Hi @unutbu, how would you go about doing the same thing bu with case insensitive string matching ? Thank you !
Use Index.intersection(), if the number of columns to keep is small, compared to those to exclude. In the opposite case (exclude only a few of a large number) Index.difference() may be the better choice. White-listing vs. black-listing.
35

You could use a list comprehension creating all column-names to drop()

final_table_columns = ['id', 'name', 'year']
df = df.drop(columns=[col for col in df if col not in final_table_columns])

To do it in-place:

df.drop(columns=[col for col in df if col not in final_table_columns], inplace=True)

3 Comments

why not simply df = df[final_table_columns]
Btw, df = df[final_table_columns] is faster than drop way.
i think this is the best answer. @Rexovas solution will fail if final_table_columns are not in df.
18

To do it in-place, consider Index.difference. This was not documented in any prior answer.

df.drop(columns=df.columns.difference(final_table_columns), inplace=True)

To create a new dataframe, Index.intersection also works.

df_final = df.drop(columns=df.columns.difference(final_table_columns)

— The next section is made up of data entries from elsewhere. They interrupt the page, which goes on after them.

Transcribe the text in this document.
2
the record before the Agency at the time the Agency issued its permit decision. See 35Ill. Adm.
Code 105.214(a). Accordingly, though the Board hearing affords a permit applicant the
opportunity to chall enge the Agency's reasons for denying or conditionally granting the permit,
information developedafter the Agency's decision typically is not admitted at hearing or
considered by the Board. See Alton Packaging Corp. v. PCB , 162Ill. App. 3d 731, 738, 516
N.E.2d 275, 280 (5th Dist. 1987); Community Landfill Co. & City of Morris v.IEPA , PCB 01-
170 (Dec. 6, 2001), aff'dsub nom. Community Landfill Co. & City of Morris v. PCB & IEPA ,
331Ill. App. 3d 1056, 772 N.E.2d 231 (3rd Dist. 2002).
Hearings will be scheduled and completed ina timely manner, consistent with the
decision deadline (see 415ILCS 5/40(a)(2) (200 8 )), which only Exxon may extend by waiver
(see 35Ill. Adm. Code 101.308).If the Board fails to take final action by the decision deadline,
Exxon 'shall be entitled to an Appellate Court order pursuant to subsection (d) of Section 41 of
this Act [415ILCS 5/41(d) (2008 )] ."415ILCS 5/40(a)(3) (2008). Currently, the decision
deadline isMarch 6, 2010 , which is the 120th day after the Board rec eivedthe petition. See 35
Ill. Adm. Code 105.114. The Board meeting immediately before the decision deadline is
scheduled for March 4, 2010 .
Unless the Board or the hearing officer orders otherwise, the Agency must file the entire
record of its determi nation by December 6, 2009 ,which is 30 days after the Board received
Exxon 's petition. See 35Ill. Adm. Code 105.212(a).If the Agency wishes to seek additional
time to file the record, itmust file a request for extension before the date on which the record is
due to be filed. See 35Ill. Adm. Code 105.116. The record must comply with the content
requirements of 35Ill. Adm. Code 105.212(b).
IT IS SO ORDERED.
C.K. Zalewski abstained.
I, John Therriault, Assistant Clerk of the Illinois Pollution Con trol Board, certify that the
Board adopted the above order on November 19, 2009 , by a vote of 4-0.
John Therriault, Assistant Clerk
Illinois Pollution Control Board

df_final = df[df.columns.intersection(final_table_columns)]  # credited to unutbu

1 Comment

Can you make this a soft drop, as in, if it contains one of the words in the column then you should keep the columns?
1

You could also accomplish this much more simply

df = df[final_table_columns]

2 Comments

This will give a key error, because year is not in the DF's columns.
Yes I see you’re correct now - but the question remains. Why then would he include that in his final columns? He can simply change the list to remove it. Much simpler.